The unsound custom of eating dog and cat meat has been brought to debate for decades and has achieved considerable outcomes. It is facing strong criticism from across the globe as well as in those countries that remain this habit. The young generation is exposed to the internet more significantly than their parents, hence they usually see cats and dogs as companions and friends rather than merely as domestic animals and a type of food. The real success of many campaigns within the cause is not only changing people’s attitude but also persuading them to act via protests, donations, animal rescue groups, volunteer associations, petitions, etc. Remarkably, there are more than three million people have signed petitions to stop Yulin, the annual festival of eating dog meat in China.

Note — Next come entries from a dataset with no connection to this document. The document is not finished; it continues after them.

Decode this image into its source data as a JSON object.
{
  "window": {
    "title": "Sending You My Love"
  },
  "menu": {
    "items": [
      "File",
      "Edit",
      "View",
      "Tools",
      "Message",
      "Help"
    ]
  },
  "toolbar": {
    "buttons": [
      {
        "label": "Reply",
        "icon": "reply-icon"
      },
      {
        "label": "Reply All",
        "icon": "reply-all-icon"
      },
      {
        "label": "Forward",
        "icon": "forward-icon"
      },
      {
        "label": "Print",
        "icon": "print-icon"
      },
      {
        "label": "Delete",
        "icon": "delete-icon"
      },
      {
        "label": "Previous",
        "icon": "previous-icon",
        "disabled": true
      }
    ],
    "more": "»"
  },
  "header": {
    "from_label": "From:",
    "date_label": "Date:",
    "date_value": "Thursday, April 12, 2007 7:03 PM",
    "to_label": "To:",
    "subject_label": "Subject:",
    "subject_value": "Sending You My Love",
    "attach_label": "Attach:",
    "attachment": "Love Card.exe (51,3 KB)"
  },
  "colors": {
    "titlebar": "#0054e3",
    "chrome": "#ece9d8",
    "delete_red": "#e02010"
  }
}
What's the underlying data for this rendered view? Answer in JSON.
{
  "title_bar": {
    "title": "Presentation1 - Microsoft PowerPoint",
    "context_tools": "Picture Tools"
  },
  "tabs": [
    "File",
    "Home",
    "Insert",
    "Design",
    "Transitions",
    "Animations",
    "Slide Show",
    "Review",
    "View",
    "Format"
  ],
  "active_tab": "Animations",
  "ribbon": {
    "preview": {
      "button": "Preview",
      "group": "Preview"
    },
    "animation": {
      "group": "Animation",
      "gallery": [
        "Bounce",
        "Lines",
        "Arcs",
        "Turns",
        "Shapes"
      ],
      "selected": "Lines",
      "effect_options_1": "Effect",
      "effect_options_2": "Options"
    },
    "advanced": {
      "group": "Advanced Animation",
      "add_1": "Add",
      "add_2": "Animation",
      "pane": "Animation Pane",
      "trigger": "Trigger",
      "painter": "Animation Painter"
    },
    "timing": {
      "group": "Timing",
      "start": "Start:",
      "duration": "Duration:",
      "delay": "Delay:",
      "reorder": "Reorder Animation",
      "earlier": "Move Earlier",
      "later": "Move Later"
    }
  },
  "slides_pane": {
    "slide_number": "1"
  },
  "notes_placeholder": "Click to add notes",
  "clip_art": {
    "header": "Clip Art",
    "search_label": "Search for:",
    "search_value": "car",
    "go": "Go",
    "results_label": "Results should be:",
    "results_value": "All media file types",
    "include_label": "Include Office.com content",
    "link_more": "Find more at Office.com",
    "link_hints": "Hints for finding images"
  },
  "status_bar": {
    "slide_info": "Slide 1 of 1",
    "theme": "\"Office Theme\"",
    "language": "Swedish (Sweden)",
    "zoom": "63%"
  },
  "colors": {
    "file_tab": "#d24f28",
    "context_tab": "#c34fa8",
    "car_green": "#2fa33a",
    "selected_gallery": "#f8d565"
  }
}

Although many people who advocate the practice argue that it is a part of their culture and other regions should respect this difference, no cultural value should be involved with cruelty and against the evolution of mankind like that. In fact, no culture is stagnant; it evolves and progresses.
As a result, many activists and NGOs attempting to change people’s perception about the dog and cat meat trade have a really optimistic belief that this practice will be diminished and totally disappear someday. In fact, the attempt to tackle this issue has made a critical step to decline dog meat sales by a third in 2014, in comparison to the previous year There are many dog/cat meat serving restaurants have closed, even in those cities considered hubs of dog meat cuisine, partly because of the decreasing demand, partly because these restaurants’ owners are afraid of karma . However, the issue remains unresolved when millions of these pets are still killed for their meat every year. More effort from activists is still needed to completely end this taboo.